Friday, December 15, 2006

Absent

http://absentmag.org/

Here's an interesting journal by Simon DeDeo, who also runs the Rhubarb blogspot. It's in the mold of Typo and Octopus. There are a couple of essays worth reading.

In fact I wanted to write a reply to one of them and to Josh Corey's discovery of the reductiveness of the paradigm of immersion vs estrangement, but I've been incredibly sick over the past week and now I am working on putting the final touches on my Henry Parland manuscript for Ugly Duckling and my New Quarantine manuscript for Apostrophe Books.

I'm going through A New Quarantine and I am actually shocked at how violent it is.

At first I thought about ways to tone it down, but really it's at the core of the whole book so I would have to write a new book if I wanted to get away from the violence.

I blame it on Hitchcock.
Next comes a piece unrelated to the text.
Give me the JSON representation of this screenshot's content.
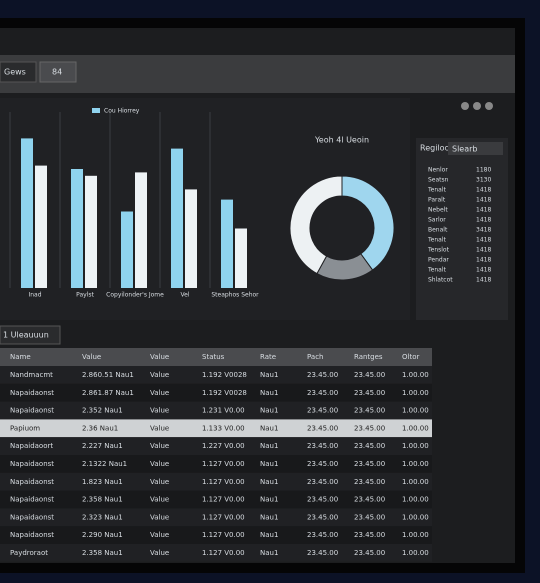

As part of my dad's plan to make me into a film director, I had watched a significant share of Hitcock's total artistic output (that's a lot of viewing, if you include TV shows etc) by the time I was six or seven.

My favorite one I haven't seen anywhere since. There's a guy in bed but he can't get out because there's a snake in his pajamas (I'm not making this up!). So all these doctors gather around and give him tons of shots etc. Finally it's time for him to make a break for it. He gets ups and (exclammation point) there is no snake in his pajamas. While the doctors file out of the room, the pajama-guy and his best friend toast with champagne. BUT: a closeup of a snake whirling out from beneath the pillow. Full of joyful celebration and champagne, the friend leans back on the bed and gets struck by the snake. Choking he tells the pajama-guy: "Go get the doctors! I'm dying!" But the pajama guy (in a very Strindbergian fashion) says: "No, you deserve this. You wanted the snake to bite me all along." Or somethign like that. Has anybody else seen this film?